W głębi duszy wiesz, że ten ciemny pokój uniemożliwia ci prowadzenie prawdziwego życia, ponieważ czujesz się zamknięty i stłumiony w rzeczywistości, która jest dla ciebie zbyt wąska. Ale rutyna, każdy dzień taki sam, w którym nie dzieje się nic, co mogłoby wstrząsnąć twoim życiem, sprawia, że czujesz się bezpiecznie. W pewnym momencie, gdy siedzisz i dotykasz podłogi w całkowitej ciemności, znajdujesz zapałkę, którą prawdopodobnie mylisz z jedną z tych małych zabawek lub rozrywek, którymi lubisz rozpraszać się w tym pokoju. Bawisz się tym patykiem i spędzasz z nim trochę czasu, aż pewnego dnia z instynktu i nie wiedząc jak, pocierasz go i zapala się. Zapala się duże światło, potem gaśnie, ale w twoim życiu jest to jak przypływ adrenaliny. Nagle odkrywasz, że jest coś więcej niż zwykła ciemność: jest światło! Ten mecz może symbolizować medytację. 
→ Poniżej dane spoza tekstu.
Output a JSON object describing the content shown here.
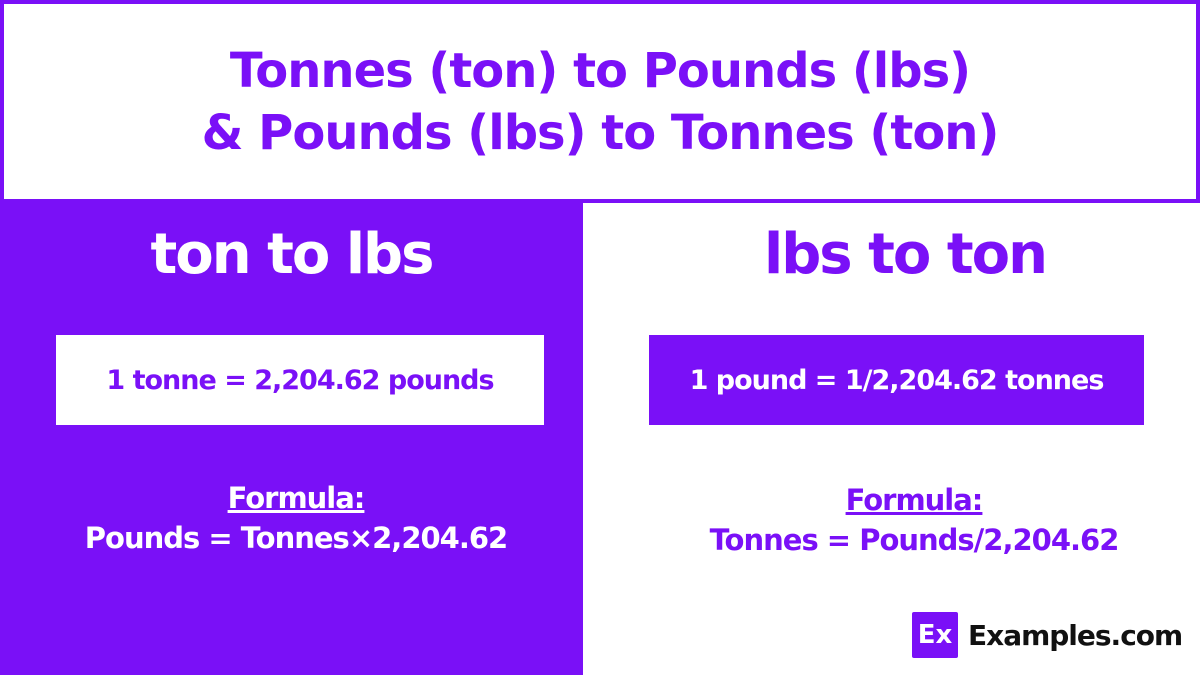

Zapałka trwa jednak krótko, więc patrzysz na nią przez chwilę, nie rozumiejąc tak naprawdę, jak to się dzieje, ponieważ w pokoju jest zupełnie ciemno, a ty trzymasz kij, który ma dziwną reakcję, emituje światło, do którego nie jesteś przyzwyczajony! I to cię ekscytuje, ale w międzyczasie cię niepokoi, prawie tak, jakbyś się tego bał. Oślepiające, choć niewielkie światło z tej zapałki dusi cię, ponieważ jest to dla ciebie coś zupełnie nowego, a gdy tylko zgaśnie, prawie wpatrujesz się w przestrzeń. Próbujesz zrozumieć dlaczego, próbujesz wymyślić, jak to się mogło stać, próbujesz podać logiczne wyjaśnienie, aż wolisz myśleć, że całkowicie to sobie wyobraziłeś. "Wokół jest ciemno, zawsze było ciemno, nic się nie zmieniło", myślisz, próbując przypomnieć sobie uczucie, które towarzyszyło ci, gdy wpatrywałeś się w ten mały płomień; "Nikt nie powiedział mi o świetle, to znaczy, że światło nie istnieje! Gdyby istniało, cały świat by o nim wiedział..." kontynuujesz w swoim umyśle, próbując wyjaśnić to, czego doświadczyłeś. Przez jakiś czas decydujesz się powrócić do życia w ciemności, zapominając o tym, co stało się z tą zapałką. Wracasz do swojej rutyny, do swojej strefy komfortu, w której wykorzystujesz swój czas udając, że coś robisz, poruszając się powoli w ciemności ze strachu przed zrobieniem sobie krzywdy. Tak wiele razy decydujesz się siedzieć nieruchomo przez długi czas, nawet przez bardzo długie okresy swojego życia, obawiając się, że poruszając się, możesz na coś nadepnąć lub uderzyć w ścianę i zranić się z powodu ciemności. Wybierasz więc stanie w miejscu ze strachu przed zrobieniem sobie krzywdy z powodu wzroku uniemożliwiającego ci widzenie w ciemności, zamiast rozpoznać, że prawdziwym problemem, prawdziwą przeszkodą uniemożliwiającą ci pójście naprzód, jest ciemność, a nie twój wzrok. 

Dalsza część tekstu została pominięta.